In 2019, a whole exome sequencing study of 47 angiosarcoma tumors revealed that activating mutations in PIK3CA were observed nearly exclusively in primary breast angiosarcoma (Painter et al., 2020). Intriguingly, none of the 8 unique PIK3CA mutations (p.R88Q, p.N107T, p.P124L, p.G914R, p.T957P, p.M1043I, p.M1043V, and p.N1044K) were at the canonical PIK3CA hotspot residues E542. In the present case, the targeted DNA and RNA sequencing of a large panel of 1084 genes identified only one driver mutation, i.e., PIK3CA p.E542K in the primary pleural angiosarcoma. The TMB was 0. However, as mentioned earlier, the PIK3CA mutation is not suffificient to induce cancer on its own, which raises the possibility that, in the angiosarcoma tissues, undetected cooperating genetic lesions may exist. Due to the shortage of biopsied tissues, further genetic evaluation is limited. In addition, there is another possibility that a single PIK3CA gene mutation may be sufficient to induce tumorigenesis in some specific tissues.

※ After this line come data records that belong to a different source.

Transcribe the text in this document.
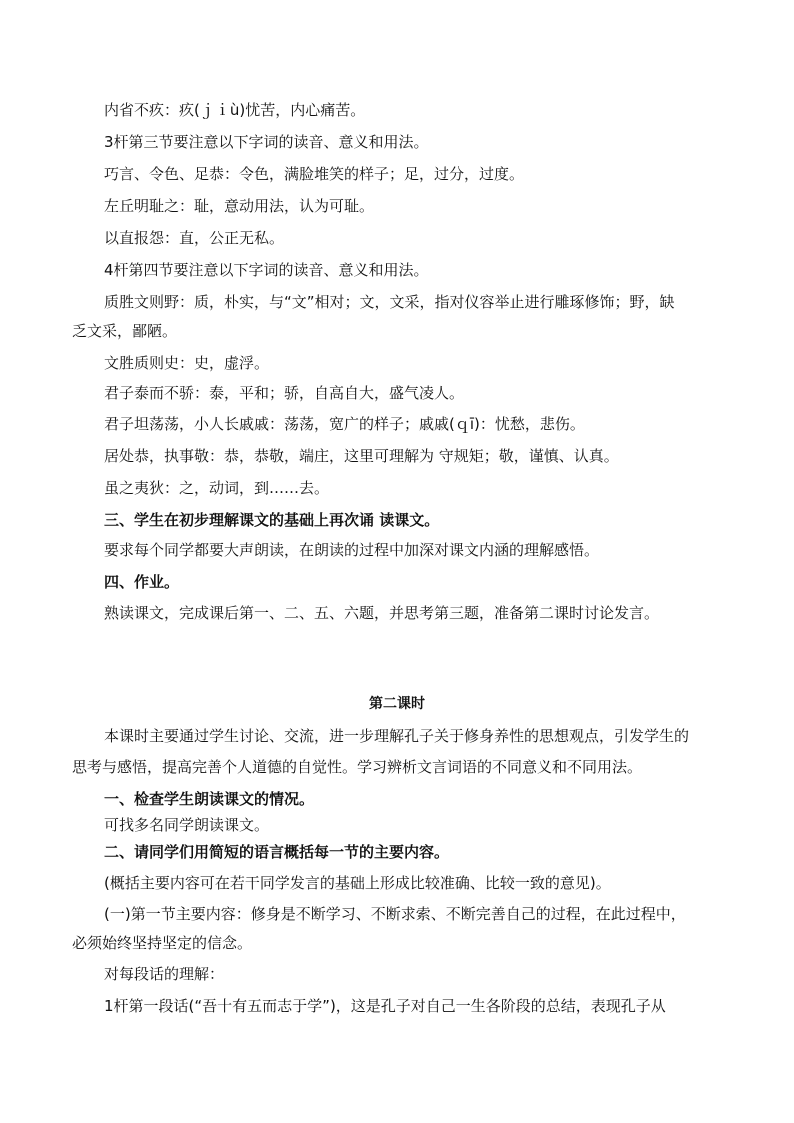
内省不疚：疚(ｊｉù)忧苦，内心痛苦。
3杆第三节要注意以下字词的读音、意义和用法。
巧言、令色、足恭：令色，满脸堆笑的样子；足，过分，过度。
左丘明耻之：耻，意动用法，认为可耻。
以直报怨：直，公正无私。
4杆第四节要注意以下字词的读音、意义和用法。
质胜文则野：质，朴实，与“文”相对；文，文采，指对仪容举止进行雕琢修饰；野，缺
乏文采，鄙陋。
文胜质则史：史，虚浮。
君子泰而不骄：泰，平和；骄，自高自大，盛气凌人。
君子坦荡荡，小人长戚戚：荡荡，宽广的样子；戚戚(ｑī)：忧愁，悲伤。
居处恭，执事敬：恭，恭敬，端庄，这里可理解为 守规矩；敬，谨慎、认真。
虽之夷狄：之，动词，到……去。
三、学生在初步理解课文的基础上再次诵 读课文。
要求每个同学都要大声朗读，在朗读的过程中加深对课文内涵的理解感悟。
四、作业。
熟读课文，完成课后第一、二、五、六题，并思考第三题，准备第二课时讨论发言。
第二课时
本课时主要通过学生讨论、交流，进一步理解孔子关于修身养性的思想观点，引发学生的
思考与感悟，提高完善个人道德的自觉性。学习辨析文言词语的不同意义和不同用法。
一、检查学生朗读课文的情况。
可找多名同学朗读课文。
二、请同学们用简短的语言概括每一节的主要内容。
(概括主要内容可在若干同学发言的基础上形成比较准确、比较一致的意见)。
(一)第一节主要内容：修身是不断学习、不断求索、不断完善自己的过程，在此过程中，
必须始终坚持坚定的信念。
对每段话的理解：
1杆第一段话(“吾十有五而志于学”)，这是孔子对自己一生各阶段的总结，表现孔子从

The patient underwent several cycles of medical treatment with chemotherapy drugs, mTOR inhibitor, immune checkpoint inhibitor, and angiogenesis inhibitors. Unfortunately, the left thoracic pain progressively worsened throughout the treatment. Since PIK3CA inhibitors are not available in the mainland of China, we can’t evaluate the efficacy of these drugs in our patient.

Altogether, we present a PIK3CA-driven primary pleural angiosarcoma in a KTS patient. To our knowledge, this is the first case to suggest an association and perhaps a causal link between the two different PIK3CA-related genetic diseases. Further studies are needed to elucidate the spatiotemporal dynamics of phosphoinositide 3-kinase (PI3K) signaling in these different PI3K-related genetic diseases.